ChIP Kick

The Qiaquick kit from Qiagen works just fine with the millipore kit. I make use of the Millipore magna-chip kit as well and have run into the same problem. I wrote out all the ingredients that come with the kit and how many I use per ChIP sample (I'm dissecting out brain tissue, so I use different amounts than Millipore recommends) and which reagents are my limiting reagents. For me it was the Cell Lysis Buffer and the Protease Inhibitor cocktail.

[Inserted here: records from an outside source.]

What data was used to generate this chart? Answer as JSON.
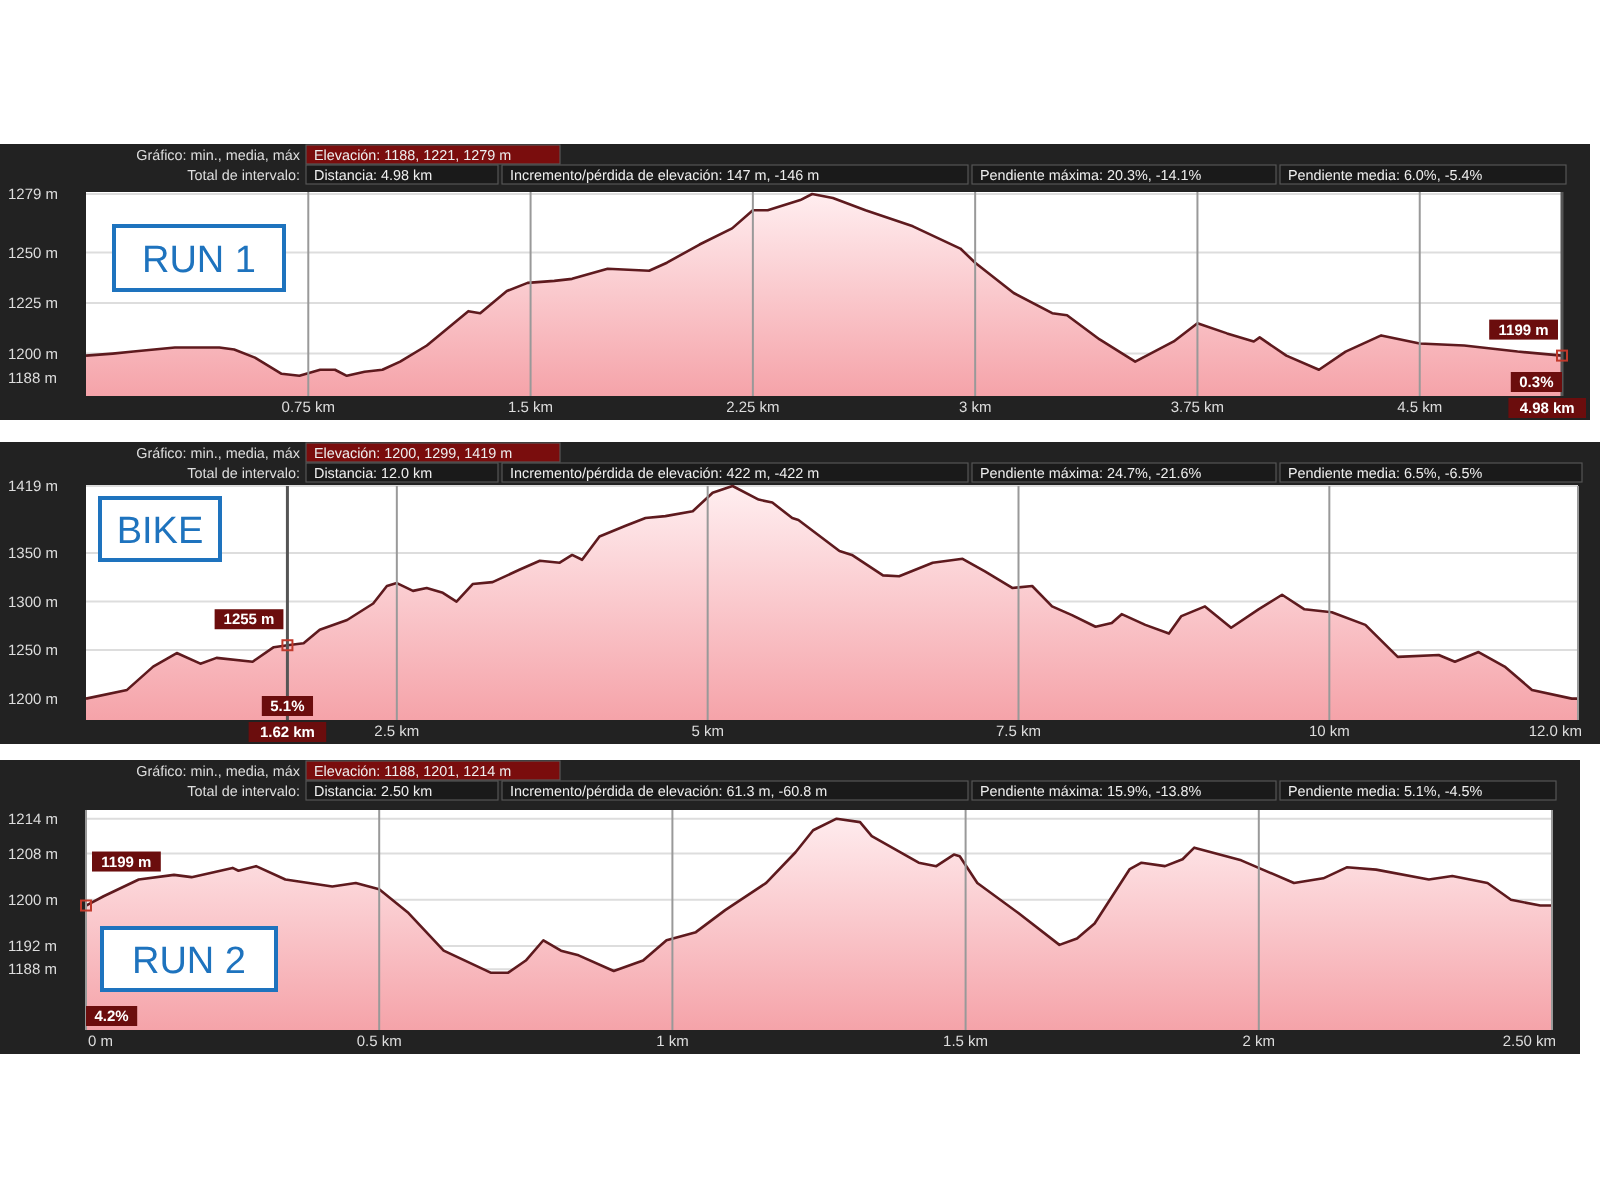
{
  "chart_data": [
    {
      "type": "area",
      "title": "RUN 1",
      "xlim": [
        0,
        4.98
      ],
      "ylim": [
        1179,
        1280
      ],
      "grid": true,
      "xticks": [
        {
          "value": 0.75,
          "label": "0.75 km"
        },
        {
          "value": 1.5,
          "label": "1.5 km"
        },
        {
          "value": 2.25,
          "label": "2.25 km"
        },
        {
          "value": 3,
          "label": "3 km"
        },
        {
          "value": 3.75,
          "label": "3.75 km"
        },
        {
          "value": 4.5,
          "label": "4.5 km"
        }
      ],
      "yticks": [
        {
          "value": 1188,
          "label": "1188 m"
        },
        {
          "value": 1200,
          "label": "1200 m"
        },
        {
          "value": 1225,
          "label": "1225 m"
        },
        {
          "value": 1250,
          "label": "1250 m"
        },
        {
          "value": 1279,
          "label": "1279 m"
        }
      ],
      "series": [
        {
          "color": "#5e1a1e",
          "x": [
            0,
            0.09,
            0.16,
            0.3,
            0.45,
            0.5,
            0.57,
            0.66,
            0.72,
            0.79,
            0.84,
            0.88,
            0.94,
            1.0,
            1.06,
            1.15,
            1.29,
            1.33,
            1.42,
            1.49,
            1.58,
            1.64,
            1.76,
            1.9,
            1.96,
            2.07,
            2.18,
            2.25,
            2.3,
            2.41,
            2.45,
            2.52,
            2.63,
            2.79,
            2.95,
            3.0,
            3.13,
            3.26,
            3.31,
            3.42,
            3.54,
            3.67,
            3.75,
            3.85,
            3.94,
            3.96,
            4.05,
            4.16,
            4.25,
            4.37,
            4.5,
            4.65,
            4.83,
            4.98
          ],
          "values": [
            1199,
            1200,
            1201,
            1203,
            1203,
            1202,
            1198,
            1190,
            1189,
            1192,
            1192,
            1189,
            1191,
            1192,
            1196,
            1204,
            1221,
            1220,
            1231,
            1235,
            1236,
            1237,
            1242,
            1241,
            1245,
            1254,
            1262,
            1271,
            1271,
            1276,
            1279,
            1277,
            1271,
            1263,
            1252,
            1245,
            1230,
            1220,
            1219,
            1207,
            1196,
            1206,
            1215,
            1210,
            1206,
            1208,
            1199,
            1192,
            1201,
            1209,
            1205,
            1204,
            1201,
            1199
          ]
        }
      ],
      "ref_lines": [
        {
          "axis": "x",
          "value": 4.98,
          "label": "4.98 km"
        }
      ],
      "annotations": [
        "Gráfico: min., media, máx",
        "Elevación: 1188, 1221, 1279 m",
        "Total de intervalo:",
        "Distancia: 4.98 km",
        "Incremento/pérdida de elevación: 147 m, -146 m",
        "Pendiente máxima: 20.3%, -14.1%",
        "Pendiente media: 6.0%, -5.4%",
        {
          "text": "1199 m",
          "x": 4.98,
          "y": 1199
        },
        "0.3%"
      ]
    },
    {
      "type": "area",
      "title": "BIKE",
      "xlim": [
        0,
        12
      ],
      "ylim": [
        1178,
        1419
      ],
      "grid": true,
      "xticks": [
        {
          "value": 2.5,
          "label": "2.5 km"
        },
        {
          "value": 5,
          "label": "5 km"
        },
        {
          "value": 7.5,
          "label": "7.5 km"
        },
        {
          "value": 10,
          "label": "10 km"
        },
        {
          "value": 12,
          "label": "12.0 km"
        }
      ],
      "yticks": [
        {
          "value": 1200,
          "label": "1200 m"
        },
        {
          "value": 1250,
          "label": "1250 m"
        },
        {
          "value": 1300,
          "label": "1300 m"
        },
        {
          "value": 1350,
          "label": "1350 m"
        },
        {
          "value": 1419,
          "label": "1419 m"
        }
      ],
      "series": [
        {
          "color": "#5e1a1e",
          "x": [
            0,
            0.33,
            0.54,
            0.73,
            0.92,
            1.05,
            1.34,
            1.51,
            1.62,
            1.75,
            1.88,
            2.1,
            2.31,
            2.42,
            2.5,
            2.63,
            2.74,
            2.87,
            2.98,
            3.11,
            3.27,
            3.49,
            3.65,
            3.81,
            3.91,
            3.99,
            4.13,
            4.34,
            4.5,
            4.66,
            4.88,
            5.04,
            5.2,
            5.41,
            5.52,
            5.68,
            5.73,
            6.06,
            6.16,
            6.41,
            6.54,
            6.81,
            7.05,
            7.23,
            7.45,
            7.61,
            7.77,
            7.93,
            8.12,
            8.25,
            8.33,
            8.52,
            8.71,
            8.81,
            9.0,
            9.21,
            9.43,
            9.62,
            9.8,
            10.02,
            10.29,
            10.55,
            10.88,
            11.01,
            11.2,
            11.41,
            11.63,
            11.95,
            12
          ],
          "values": [
            1200,
            1209,
            1233,
            1247,
            1236,
            1242,
            1238,
            1253,
            1255,
            1257,
            1271,
            1281,
            1298,
            1316,
            1319,
            1311,
            1314,
            1309,
            1300,
            1318,
            1320,
            1333,
            1342,
            1340,
            1348,
            1343,
            1367,
            1378,
            1386,
            1388,
            1393,
            1412,
            1419,
            1405,
            1402,
            1386,
            1384,
            1352,
            1348,
            1327,
            1326,
            1340,
            1344,
            1331,
            1314,
            1316,
            1295,
            1286,
            1274,
            1278,
            1287,
            1276,
            1267,
            1285,
            1295,
            1273,
            1292,
            1307,
            1292,
            1289,
            1276,
            1243,
            1245,
            1238,
            1248,
            1233,
            1209,
            1200,
            1200
          ]
        }
      ],
      "ref_lines": [
        {
          "axis": "x",
          "value": 1.62,
          "label": "1.62 km"
        }
      ],
      "annotations": [
        "Gráfico: min., media, máx",
        "Elevación: 1200, 1299, 1419 m",
        "Total de intervalo:",
        "Distancia: 12.0 km",
        "Incremento/pérdida de elevación: 422 m, -422 m",
        "Pendiente máxima: 24.7%, -21.6%",
        "Pendiente media: 6.5%, -6.5%",
        {
          "text": "1255 m",
          "x": 1.62,
          "y": 1255
        },
        "5.1%"
      ]
    },
    {
      "type": "area",
      "title": "RUN 2",
      "xlim": [
        0,
        2.5
      ],
      "ylim": [
        1177.5,
        1215.5
      ],
      "grid": true,
      "xticks": [
        {
          "value": 0,
          "label": "0 m"
        },
        {
          "value": 0.5,
          "label": "0.5 km"
        },
        {
          "value": 1,
          "label": "1 km"
        },
        {
          "value": 1.5,
          "label": "1.5 km"
        },
        {
          "value": 2,
          "label": "2 km"
        },
        {
          "value": 2.5,
          "label": "2.50 km"
        }
      ],
      "yticks": [
        {
          "value": 1188,
          "label": "1188 m"
        },
        {
          "value": 1192,
          "label": "1192 m"
        },
        {
          "value": 1200,
          "label": "1200 m"
        },
        {
          "value": 1208,
          "label": "1208 m"
        },
        {
          "value": 1214,
          "label": "1214 m"
        }
      ],
      "series": [
        {
          "color": "#5e1a1e",
          "x": [
            0,
            0.03,
            0.09,
            0.15,
            0.18,
            0.25,
            0.26,
            0.29,
            0.34,
            0.42,
            0.46,
            0.5,
            0.55,
            0.61,
            0.69,
            0.72,
            0.75,
            0.78,
            0.81,
            0.84,
            0.9,
            0.95,
            0.99,
            1.04,
            1.09,
            1.16,
            1.21,
            1.24,
            1.28,
            1.32,
            1.34,
            1.42,
            1.45,
            1.48,
            1.49,
            1.52,
            1.59,
            1.66,
            1.69,
            1.72,
            1.78,
            1.8,
            1.84,
            1.87,
            1.89,
            1.97,
            2.06,
            2.11,
            2.15,
            2.2,
            2.29,
            2.33,
            2.39,
            2.43,
            2.48,
            2.5
          ],
          "values": [
            1199,
            1200.6,
            1203.5,
            1204.3,
            1203.9,
            1205.5,
            1205,
            1205.8,
            1203.5,
            1202.3,
            1202.9,
            1201.8,
            1197.7,
            1191.2,
            1187.4,
            1187.4,
            1189.5,
            1193,
            1191.2,
            1190.4,
            1187.7,
            1189.5,
            1193,
            1194.4,
            1198.2,
            1202.9,
            1208.2,
            1212,
            1214,
            1213.4,
            1211,
            1206.4,
            1205.8,
            1207.8,
            1207.5,
            1202.9,
            1197.7,
            1192.2,
            1193.3,
            1195.9,
            1205.3,
            1206.4,
            1205.8,
            1207,
            1209,
            1206.8,
            1202.9,
            1203.7,
            1205.6,
            1205.2,
            1203.5,
            1204.1,
            1202.9,
            1200,
            1199,
            1199
          ]
        }
      ],
      "annotations": [
        "Gráfico: min., media, máx",
        "Elevación: 1188, 1201, 1214 m",
        "Total de intervalo:",
        "Distancia: 2.50 km",
        "Incremento/pérdida de elevación: 61.3 m, -60.8 m",
        "Pendiente máxima: 15.9%, -13.8%",
        "Pendiente media: 5.1%, -4.5%",
        {
          "text": "1199 m",
          "x": 0,
          "y": 1199
        },
        "4.2%"
      ]
    }
  ]
}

Like you, I tried to order reagents individually, but they don't sell them; but if you call Millipore they will give you the composition of many of their reagents (e.g, now I make my own cell lysis buffer) or buy them from elsewhere (I've been using the Halt protease/phosphatase inhibitor cocktail from Pierce; has worked well so far). I think it's quite obnoxious that they don't sell components individually given that various labs have different reagent requirements....

MM

I did not do any experiment after above attempt.
What's the marker size in your case?  I have consistently observed that if u load the sonicated samples directly (without phenol purifyling and having 1% SDS coming from lysis buffer in my case) onto the agarose gel, you get some weared pattern. I am sure you have done the same. So my suggesiton is that after RNase-proteinaseK incubation give phenol-chloroform treatment followed by alcohol (isopropanol or ethanol) precipitation and than load the samples on gel for analyzing the size.